Identifikation mit dem Geist erzeugt zwangsläufig sog. „persönliche Probleme“, was letztlich Probleme der Person sind und daher reine Einbildungen des Verstandes. Grundsätzlich ist das Phänomen „Verstand“ bereits eine Form von Ideologie. Das Gehirn bzw. die Gehirnfunktion des Denkens ist ein nützliches Werkzeug, um sich in der Welt zurecht zu finden. Die Person hingegen ist ein aus der Identifikation mit dieser Funktion entstandenes, vom „Verstand“ produziertes, künstliches Konzept. Probleme in Form von negativen Situationen sind lediglich im Vorfeld durch Gedanken und dementsprechend hervorgerufenen Emotionen vermeintlich problematisch. Ohne Beurteilung des Verstandes ist die Situation an sich neutral, weder negativ noch positiv. Einzig der beurteilende Verstand konstruiert sich ein irreales Konzept von „Problem“, um die Illusion einer Person zu stärken bzw. die Todesangst des fiktiven „Ich´s“ zu unterdrücken. Alles geschieht ausschließlich im gegenwärtigem Moment. Allein die Identifikation mit einem auf Zukunft und Vergangenheit ausgerichteten sog. Verstand läßt vermeintliche Probleme entstehen.

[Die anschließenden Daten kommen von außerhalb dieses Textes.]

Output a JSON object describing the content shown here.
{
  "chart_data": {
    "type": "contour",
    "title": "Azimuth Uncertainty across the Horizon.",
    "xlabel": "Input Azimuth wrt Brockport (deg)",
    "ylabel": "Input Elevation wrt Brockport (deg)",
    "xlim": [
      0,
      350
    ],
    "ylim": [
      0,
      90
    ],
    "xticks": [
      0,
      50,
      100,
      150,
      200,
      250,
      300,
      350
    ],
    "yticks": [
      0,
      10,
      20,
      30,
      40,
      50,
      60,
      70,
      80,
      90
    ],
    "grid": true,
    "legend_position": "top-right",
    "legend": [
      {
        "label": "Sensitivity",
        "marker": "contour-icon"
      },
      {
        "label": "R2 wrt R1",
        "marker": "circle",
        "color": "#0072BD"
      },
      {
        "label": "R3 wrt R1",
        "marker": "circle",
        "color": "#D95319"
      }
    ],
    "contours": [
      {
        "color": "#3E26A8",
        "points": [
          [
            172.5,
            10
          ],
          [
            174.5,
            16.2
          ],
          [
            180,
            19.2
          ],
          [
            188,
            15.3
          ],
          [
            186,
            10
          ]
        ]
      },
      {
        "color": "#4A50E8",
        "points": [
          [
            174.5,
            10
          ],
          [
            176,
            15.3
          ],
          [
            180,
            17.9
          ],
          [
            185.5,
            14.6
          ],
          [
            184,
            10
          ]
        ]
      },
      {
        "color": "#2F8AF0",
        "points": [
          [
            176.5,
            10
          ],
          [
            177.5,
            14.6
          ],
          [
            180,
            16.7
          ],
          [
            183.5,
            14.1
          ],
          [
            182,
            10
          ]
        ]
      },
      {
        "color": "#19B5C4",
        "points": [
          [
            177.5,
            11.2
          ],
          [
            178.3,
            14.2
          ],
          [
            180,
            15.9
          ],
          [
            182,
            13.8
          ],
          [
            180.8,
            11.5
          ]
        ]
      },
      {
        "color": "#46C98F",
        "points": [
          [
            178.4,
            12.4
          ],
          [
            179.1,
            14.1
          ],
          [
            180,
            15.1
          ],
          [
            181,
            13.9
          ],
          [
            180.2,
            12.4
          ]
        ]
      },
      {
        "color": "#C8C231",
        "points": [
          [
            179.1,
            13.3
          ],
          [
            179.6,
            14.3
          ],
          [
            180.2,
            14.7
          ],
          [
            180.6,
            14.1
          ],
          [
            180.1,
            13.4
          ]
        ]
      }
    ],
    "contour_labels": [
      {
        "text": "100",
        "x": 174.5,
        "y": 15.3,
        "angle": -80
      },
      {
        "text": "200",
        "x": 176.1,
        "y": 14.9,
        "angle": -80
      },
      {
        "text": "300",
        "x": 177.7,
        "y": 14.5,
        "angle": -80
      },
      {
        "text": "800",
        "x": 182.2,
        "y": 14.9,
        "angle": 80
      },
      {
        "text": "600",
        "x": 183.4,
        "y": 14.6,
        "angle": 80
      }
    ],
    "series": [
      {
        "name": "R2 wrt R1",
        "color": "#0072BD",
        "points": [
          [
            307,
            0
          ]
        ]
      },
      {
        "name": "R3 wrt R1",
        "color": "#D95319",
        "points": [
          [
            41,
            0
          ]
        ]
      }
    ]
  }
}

Grundlegend ist die Identifikation mit der Psyche, bzw. der sich daraus bildenden „Person“ die zentrale Kern-Ursache jeglicher Form von Negativität. Es scheint als müsse zunächst die Ebene der Illusion erfahren werden um schließlich über die begrenzte Realität hinaus wieder zum Ursprünglichen, Absoluten zu gelangen. Jene Transformation des begrenzten persönlichen Individuums zur tieferen Dimension des reinen Bewußtseins offenbart die wahre Identität des ewigen, bedingungslosen Friedens. Die Erfahrung dieser tieferen inneren Wahrheit bildet die ursprüngliche Grundlage der Entstehung jeder religiösen Bewegung. Das konsequente Ergründen des wahren „Selbst“ offenbart den tieferen Wesenskern, den Urgrund wahrer Menschlichkeit.